Pharma companies hope to access Sentinel data for their own internal analyses and for postmarketing studies, but anticipate having to build their own versions of Sentinel if forced to generate their own safety data. Woodcock noted that the mini-Sentinel system can't yet support third party postmarketing analysis, and that FDA will have to deal with industry access once the full "industrial strength Sentinel" emerges.

The Broader system

While Sentinel's prime purpose is to serve FDA's regulatory mission, the long term vision is that it will be part of a larger health information system that also provides data for outcomes studies, comparative effectiveness research (CER), and health system quality reporting. Manufacturers support such a multi-purpose network, but recognize that it will require more investment in research methods, governance, and standards for data sources and evidence.

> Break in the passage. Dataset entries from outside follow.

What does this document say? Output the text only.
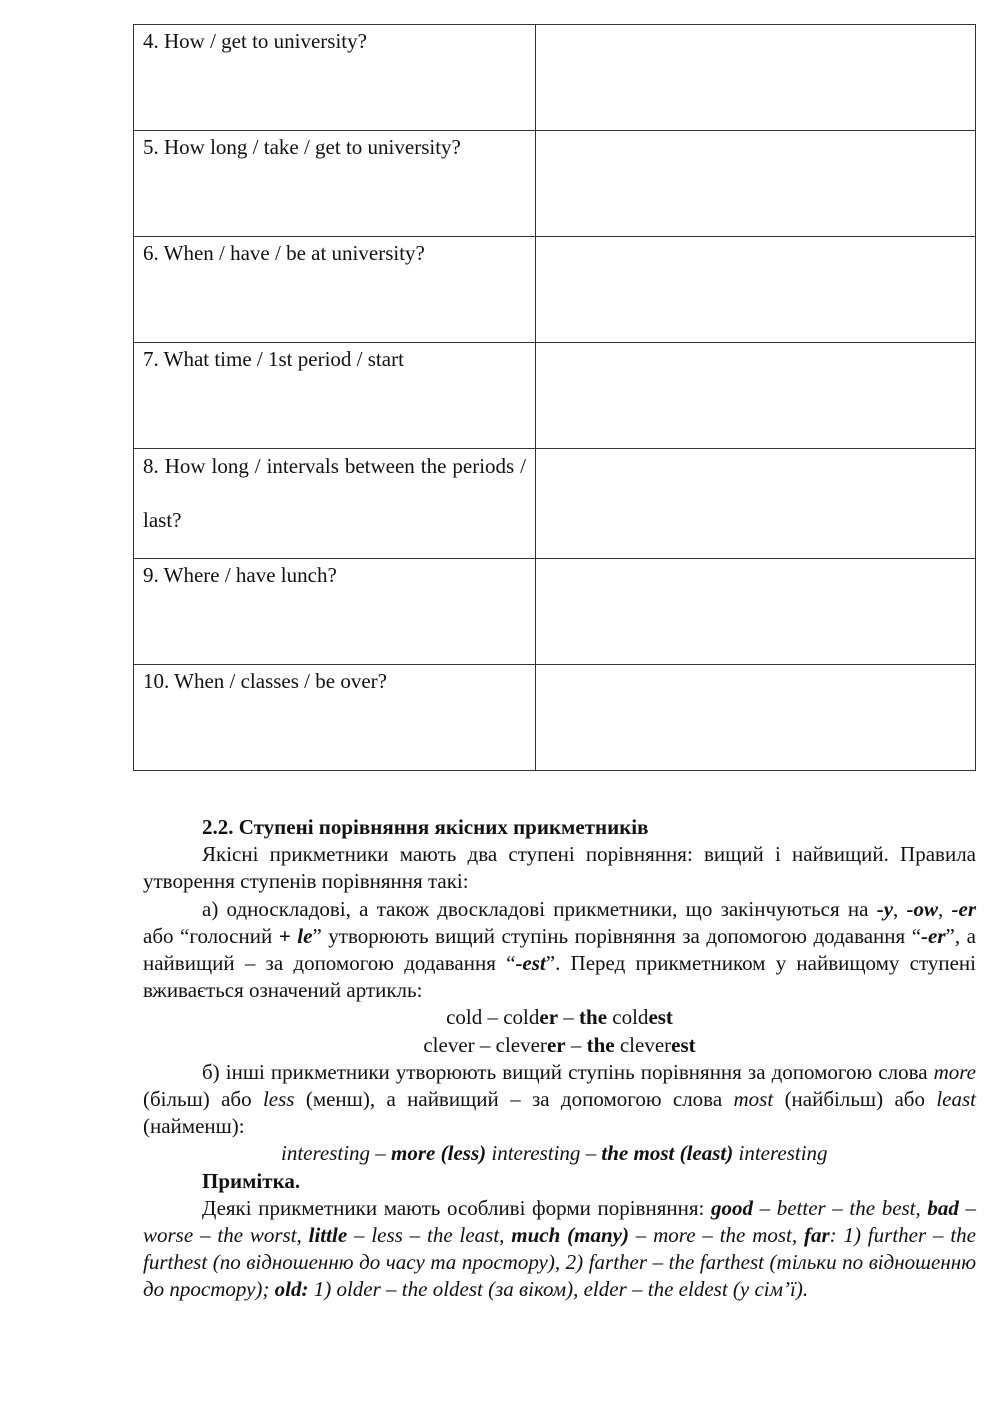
4. How / get to university?	
5. How long / take / get to university?	
6. When / have / be at university?	
7. What time / 1st period / start	

8. How long / intervals between the periods / last?	

9. Where / have lunch?	
10. When / classes / be over?	

2.2. Ступені порівняння якісних прикметників

Якісні прикметники мають два ступені порівняння: вищий і найвищий. Правила утворення ступенів порівняння такі:

а) односкладові, а також двоскладові прикметники, що закінчуються на -y, -ow, -er або “голосний + le” утворюють вищий ступінь порівняння за допомогою додавання “-er”, а найвищий – за допомогою додавання “-est”. Перед прикметником у найвищому ступені вживається означений артикль:

cold – colder – the coldest

clever – cleverer – the cleverest

б) інші прикметники утворюють вищий ступінь порівняння за допомогою слова more (більш) або less (менш), а найвищий – за допомогою слова most (найбільш) або least (найменш):

interesting – more (less) interesting – the most (least) interesting

Примітка.

Деякі прикметники мають особливі форми порівняння: good – better – the best, bad – worse – the worst, little – less – the least, much (many) – more – the most, far: 1) further – the furthest (по відношенню до часу та простору), 2) farther – the farthest (тільки по відношенню до простору); old: 1) older – the oldest (за віком), elder – the eldest (у сім’ї).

Carolyn Clancy, director of the Agency for Healthcare Research and Quality, concluded the workshop by describing AHRQ initiatives to improve patient registries and to build distributed data research networks that can answer queries related to the effectiveness and safety of medical services and products. These activities reflect the overarching goal of identifying synergies between post-market surveillance and CER, while also providing incentives for health care providers to participate in e-health activities.